Scientists from Harvard Medical School for first time have encoded a small movie clip in the DNA of living bacterial cells and then played it back.
They had used the CRISPR gene-editing technique to encode and retrieve reconstructed frames of a classic 1870s racehorse in motion sequence of photos into the genome of common gut bacteria E. coli.
Scientists have found out that despite the genetic modification, the bacteria thrived and multiplied. The film stored in the DNA of bacteria was also well preserved and was intact even in new generation of bacteria.
How DNA store information?
The information in the DNA is stored in strings i.e. in the form four-letter DNA code. It is basically sequences of four building blocks (nuclear strands) abbreviated as A (Adenine), C (Cytosine), T (Thymine) and G (Guanine) found in DNA molecule. Specific sequences of these blocks give the body directions for creating particular proteins.
Basically digital devices store information in binary format (1s and 0s) i.e. in a two-letter code that produces strings of 1s and 0s. For ex. capital ‘A’ stored as 01000001 in binary format. In case of converting and storing digital information in DNA involves translating between the two sequences or codes of four building blocks. For ex. capital ‘A’ converted and stored as AATATG.
The DNA digital data storage technology uses artificial DNA made using oligonucleotide synthesis machines for storage and DNA sequencing machines for retrieval of stored data. Using this technology strings of DNA can be custom-made that can carry the new code, and store information that code contains.
DNA digital data storage technology has very long durability i.e. scientists can store digital information in DNA sequences for thousands of years. Information stored in DNA consumes very little space. However, making this technology practical and much cheaper using current technology is hugely expensive.

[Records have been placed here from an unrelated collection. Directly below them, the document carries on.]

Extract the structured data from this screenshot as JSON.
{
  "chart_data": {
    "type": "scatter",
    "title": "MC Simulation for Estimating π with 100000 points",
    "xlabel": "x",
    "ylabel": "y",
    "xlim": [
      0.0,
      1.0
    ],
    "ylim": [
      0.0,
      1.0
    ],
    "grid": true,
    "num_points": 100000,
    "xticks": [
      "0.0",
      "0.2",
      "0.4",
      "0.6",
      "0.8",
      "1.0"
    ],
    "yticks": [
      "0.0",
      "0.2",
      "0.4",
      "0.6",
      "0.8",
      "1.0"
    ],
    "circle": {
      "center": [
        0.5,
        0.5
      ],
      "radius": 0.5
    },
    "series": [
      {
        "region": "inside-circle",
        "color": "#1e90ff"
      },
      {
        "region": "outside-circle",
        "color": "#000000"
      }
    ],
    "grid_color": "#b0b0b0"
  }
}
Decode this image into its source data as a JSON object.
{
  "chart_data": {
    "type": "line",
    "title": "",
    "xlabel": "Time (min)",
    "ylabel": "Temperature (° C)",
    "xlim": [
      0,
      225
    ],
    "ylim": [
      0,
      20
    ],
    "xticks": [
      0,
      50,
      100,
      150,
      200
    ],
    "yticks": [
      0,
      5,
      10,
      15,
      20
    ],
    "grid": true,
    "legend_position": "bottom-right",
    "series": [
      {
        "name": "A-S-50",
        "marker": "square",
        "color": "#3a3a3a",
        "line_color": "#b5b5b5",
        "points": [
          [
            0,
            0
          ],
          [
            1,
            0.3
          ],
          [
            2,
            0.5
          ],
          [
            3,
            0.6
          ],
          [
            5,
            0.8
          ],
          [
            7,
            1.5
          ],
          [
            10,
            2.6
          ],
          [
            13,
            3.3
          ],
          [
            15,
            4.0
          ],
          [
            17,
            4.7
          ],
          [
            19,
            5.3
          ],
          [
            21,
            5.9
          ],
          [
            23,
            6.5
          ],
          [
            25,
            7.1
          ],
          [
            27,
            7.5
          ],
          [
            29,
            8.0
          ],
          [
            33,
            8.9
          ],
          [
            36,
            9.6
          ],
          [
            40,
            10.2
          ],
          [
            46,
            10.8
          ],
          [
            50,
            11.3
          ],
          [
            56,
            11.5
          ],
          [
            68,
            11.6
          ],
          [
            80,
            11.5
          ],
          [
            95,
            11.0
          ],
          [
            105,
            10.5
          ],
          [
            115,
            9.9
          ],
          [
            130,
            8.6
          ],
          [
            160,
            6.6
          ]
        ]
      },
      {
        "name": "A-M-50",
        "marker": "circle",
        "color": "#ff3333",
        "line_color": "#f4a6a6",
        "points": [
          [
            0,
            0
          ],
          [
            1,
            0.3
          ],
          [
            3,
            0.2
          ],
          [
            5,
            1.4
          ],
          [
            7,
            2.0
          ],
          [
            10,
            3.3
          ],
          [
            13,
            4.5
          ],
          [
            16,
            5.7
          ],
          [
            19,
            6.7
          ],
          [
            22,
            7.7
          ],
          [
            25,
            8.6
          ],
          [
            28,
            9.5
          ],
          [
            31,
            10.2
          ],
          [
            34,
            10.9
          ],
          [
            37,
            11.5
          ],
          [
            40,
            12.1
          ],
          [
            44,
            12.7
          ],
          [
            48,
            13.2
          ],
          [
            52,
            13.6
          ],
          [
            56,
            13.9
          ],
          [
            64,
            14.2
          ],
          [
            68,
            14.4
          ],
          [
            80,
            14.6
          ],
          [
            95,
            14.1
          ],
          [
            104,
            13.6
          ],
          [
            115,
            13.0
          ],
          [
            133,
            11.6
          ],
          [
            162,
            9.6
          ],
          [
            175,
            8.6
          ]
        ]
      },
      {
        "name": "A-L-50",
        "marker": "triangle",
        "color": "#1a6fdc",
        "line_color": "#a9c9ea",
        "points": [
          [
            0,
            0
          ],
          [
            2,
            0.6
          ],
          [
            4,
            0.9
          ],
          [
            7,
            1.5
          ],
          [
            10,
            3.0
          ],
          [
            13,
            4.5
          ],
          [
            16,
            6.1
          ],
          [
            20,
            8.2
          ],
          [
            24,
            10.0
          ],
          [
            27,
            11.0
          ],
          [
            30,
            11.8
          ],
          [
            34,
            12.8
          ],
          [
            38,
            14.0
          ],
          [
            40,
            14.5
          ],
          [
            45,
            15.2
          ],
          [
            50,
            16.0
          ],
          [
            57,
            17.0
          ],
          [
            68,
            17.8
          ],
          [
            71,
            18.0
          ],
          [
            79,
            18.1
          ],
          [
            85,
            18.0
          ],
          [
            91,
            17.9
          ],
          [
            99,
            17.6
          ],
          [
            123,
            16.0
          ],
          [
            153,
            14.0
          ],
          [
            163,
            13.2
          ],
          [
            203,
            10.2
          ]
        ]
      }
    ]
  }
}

CRISPR gene-editing technique
CRISPR is short form of clustered regularly interspaced short palindromic repeats. It allows to selectively edit genome parts and replace them with new DNA stretches. Cas9 is an enzyme that can edit DNA, allowing the alteration of genetic patterns by genome modification. CRISPR is a collection of DNA sequences that direct Cas9 where to cut and paste. CRISPR-Cas9 technology has the potential to revolutionise the treatment of blood diseases, tumours and other genetic diseases.